The approximately 11,000 low-income D.C. residents on housing choice vouchers, which cover their rent beyond the 30 percent of their income that they pay, face persistent discrimination from landlords and property managers. According to a study released yesterday by the Equal Rights Center, 28 percent of voucher holders faced were subject to discrimination in their housing search.
And that's something to celebrate.
The ERC conducted similar studies in 2005 and 2010. The 2005 study found that 61 percent of voucher holders faced discrimination, defined as "outright refusal to accept vouchers, limiting the use of the voucher, imposing different terms or conditions for voucher holders, or imposing limitations that would effectively bar voucher holders from obtaining the housing." The 2010 study reported a drop to 45 percent. The latest investigation was conducted between July 2011 and January 2013 and had trained ERC testers call 90 properties pretending to be voucher holders.
Discrimination was highest in Northeast at 36 percent, though it's just marginally higher than in Northwest and Southeast. All four housing providers in Southwest accepted the vouchers.
So what's the reason for the decline? According to ERC Executive Director Don Kahl, it's ERC's "focused education and outreach," including collaboration with the D.C. Office of Human Rights and work with voucher holders and landlords. ERC, he says, worked with "scores, if not into the hundreds" of landlords. Kahl says ERC was also sometimes forced to take enforcement action against landlords, through complaints with the Office of Human Rights and lawsuits.
But there's likely a second factor here: the recession. The study was conducted in 2011 and 2012, a time when high unemployment and a volatile economy meant that market renters weren't so reliable. So landlords may have realized that a monthly payment from the federal government for voucher tenants wasn't such a bad deal.
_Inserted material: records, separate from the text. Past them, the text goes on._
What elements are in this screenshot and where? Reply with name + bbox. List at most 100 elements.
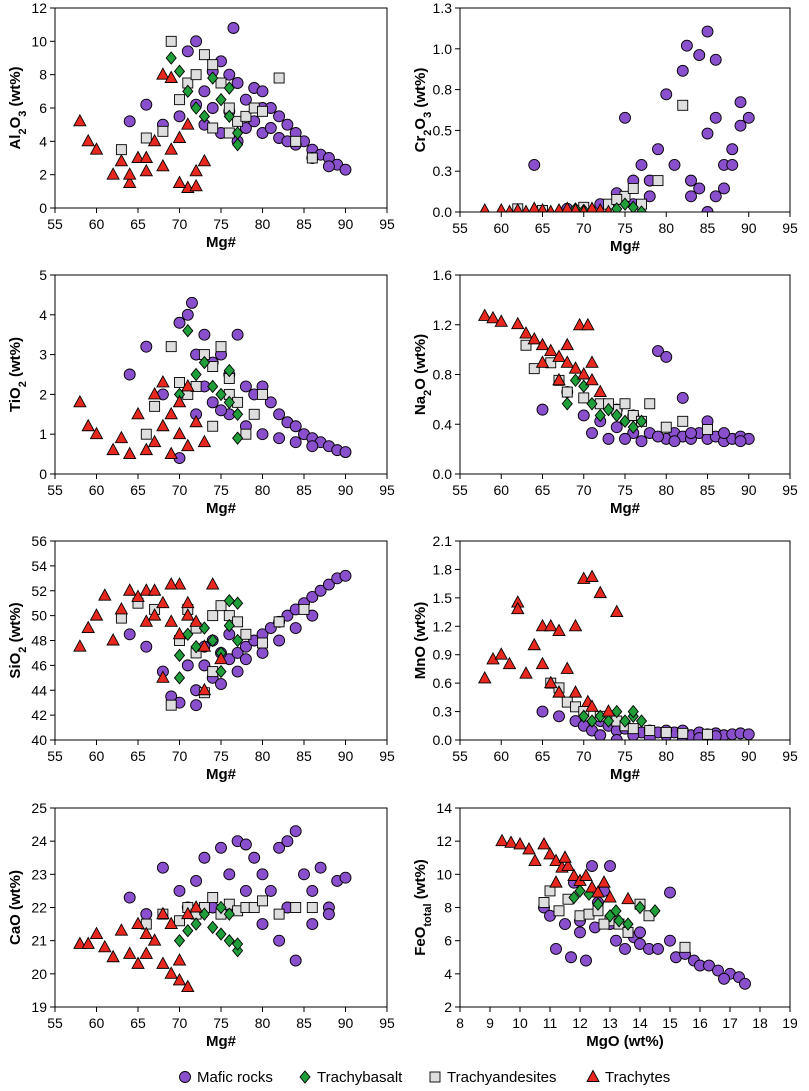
point-triangle-trachytes xyxy=(505,204,514,212)
point-triangle-trachytes xyxy=(164,406,178,420)
point-square-trachyandesites xyxy=(644,398,656,410)
point-circle-mafic-rocks xyxy=(173,884,186,897)
point-square-trachyandesites xyxy=(207,361,219,372)
x-axis-label: Mg# xyxy=(206,766,237,783)
point-diamond-trachybasalt xyxy=(592,897,604,911)
point-diamond-trachybasalt xyxy=(586,714,598,728)
point-triangle-trachytes xyxy=(156,956,170,969)
point-circle-mafic-rocks xyxy=(140,640,153,653)
point-square-trachyandesites xyxy=(174,94,185,106)
point-diamond-trachybasalt xyxy=(634,900,646,915)
point-square-trachyandesites xyxy=(174,377,185,388)
y-tick-label: 0 xyxy=(39,466,47,482)
point-square-trachyandesites xyxy=(207,892,219,903)
y-tick-label: 10 xyxy=(31,33,47,49)
point-triangle-trachytes xyxy=(560,337,575,351)
point-circle-mafic-rocks xyxy=(239,93,252,106)
y-tick-label: 1.0 xyxy=(433,41,453,57)
y-tick-label: 1.6 xyxy=(433,267,453,283)
point-square-trachyandesites xyxy=(240,428,252,440)
point-circle-mafic-rocks xyxy=(610,734,623,740)
point-square-trachyandesites xyxy=(627,410,639,421)
point-diamond-trachybasalt xyxy=(602,714,615,728)
point-circle-mafic-rocks xyxy=(281,118,294,131)
point-diamond-trachybasalt xyxy=(215,664,227,679)
point-triangle-trachytes xyxy=(114,923,129,936)
y-tick-label: 8 xyxy=(39,67,47,83)
x-tick-label: 17 xyxy=(722,1015,738,1031)
x-axis-label: Mg# xyxy=(610,500,641,517)
y-tick-label: 10 xyxy=(436,866,452,882)
point-circle-mafic-rocks xyxy=(273,634,286,647)
point-square-trachyandesites xyxy=(644,725,656,736)
y-tick-label: 50 xyxy=(31,608,47,624)
point-square-trachyandesites xyxy=(257,105,268,117)
point-square-trachyandesites xyxy=(702,424,713,435)
point-diamond-trachybasalt xyxy=(594,408,606,423)
point-circle-mafic-rocks xyxy=(198,85,211,98)
point-triangle-trachytes xyxy=(197,639,212,652)
point-triangle-trachytes xyxy=(494,647,509,660)
point-triangle-trachytes xyxy=(106,949,120,963)
point-square-trachyandesites xyxy=(257,895,268,907)
point-square-trachyandesites xyxy=(174,915,185,927)
point-circle-mafic-rocks xyxy=(693,182,706,195)
x-tick-label: 60 xyxy=(89,216,105,232)
point-square-trachyandesites xyxy=(157,125,169,137)
point-triangle-trachytes xyxy=(81,418,95,432)
x-tick-label: 95 xyxy=(782,482,798,498)
point-square-trachyandesites xyxy=(207,59,219,71)
point-diamond-trachybasalt xyxy=(182,627,194,641)
point-circle-mafic-rocks xyxy=(664,934,676,947)
y-axis-label: Cr2O3 (wt%) xyxy=(412,68,434,153)
y-tick-label: 23 xyxy=(31,866,47,882)
markers xyxy=(495,833,751,990)
x-tick-label: 70 xyxy=(576,748,592,764)
x-tick-label: 80 xyxy=(255,216,271,232)
point-triangle-trachytes xyxy=(572,317,587,331)
x-tick-label: 80 xyxy=(255,482,271,498)
x-tick-label: 55 xyxy=(47,748,63,764)
point-circle-mafic-rocks xyxy=(215,678,227,690)
legend-item-trachytes: Trachytes xyxy=(586,1069,670,1086)
y-tick-label: 8 xyxy=(444,900,452,916)
point-diamond-trachybasalt xyxy=(613,914,625,928)
y-tick-label: 6 xyxy=(444,933,452,949)
x-tick-label: 55 xyxy=(452,220,468,236)
point-triangle-trachytes xyxy=(114,601,129,615)
x-tick-label: 70 xyxy=(576,220,592,236)
point-triangle-trachytes xyxy=(139,583,154,596)
point-circle-mafic-rocks xyxy=(709,111,722,124)
panel-feo: 8 9 10 11 12 13 14 15 16 17 18 19 2 4 6 8 10 12 14 MgO (wt%… xyxy=(412,800,798,1050)
legend-label: Mafic rocks xyxy=(197,1069,273,1086)
point-square-trachyandesites xyxy=(149,400,161,412)
point-triangle-trachytes xyxy=(131,589,145,602)
point-triangle-trachytes xyxy=(147,608,162,621)
x-tick-label: 75 xyxy=(213,216,229,232)
point-square-trachyandesites xyxy=(165,35,177,47)
point-circle-mafic-rocks xyxy=(256,868,269,881)
point-triangle-trachytes xyxy=(585,372,599,386)
x-tick-label: 60 xyxy=(493,748,509,764)
x-tick-label: 65 xyxy=(535,482,551,498)
point-diamond-trachybasalt xyxy=(611,704,623,719)
point-triangle-trachytes xyxy=(181,608,195,621)
x-tick-label: 90 xyxy=(338,216,354,232)
point-circle-mafic-rocks xyxy=(701,127,714,140)
point-triangle-trachytes xyxy=(537,202,548,212)
x-tick-label: 70 xyxy=(172,748,188,764)
point-circle-mafic-rocks xyxy=(264,622,277,635)
point-diamond-trachybasalt xyxy=(611,202,623,212)
point-triangle-trachytes xyxy=(156,670,170,683)
point-circle-mafic-rocks xyxy=(709,190,722,203)
point-circle-mafic-rocks xyxy=(742,111,755,124)
point-diamond-trachybasalt xyxy=(207,71,219,85)
point-triangle-trachytes xyxy=(585,355,599,368)
y-tick-label: 1 xyxy=(39,426,47,442)
point-circle-mafic-rocks xyxy=(264,122,277,134)
point-circle-mafic-rocks xyxy=(306,440,319,453)
point-triangle-trachytes xyxy=(560,355,575,368)
y-tick-label: 42 xyxy=(31,707,47,723)
point-triangle-trachytes xyxy=(621,891,635,905)
point-square-trachyandesites xyxy=(215,77,227,89)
"I’ve never really tried to put myself in the mind of a landlord or a management company, but we’ve always thought there were definite advantages to landlords participating in the housing choice voucher payment for the very reason you mentioned," Kahl says. "Our anecdotal information has always been that housing choice voucher tenants tend to be very stable tenants. They stay longer than people who may hop from apartment to apartment."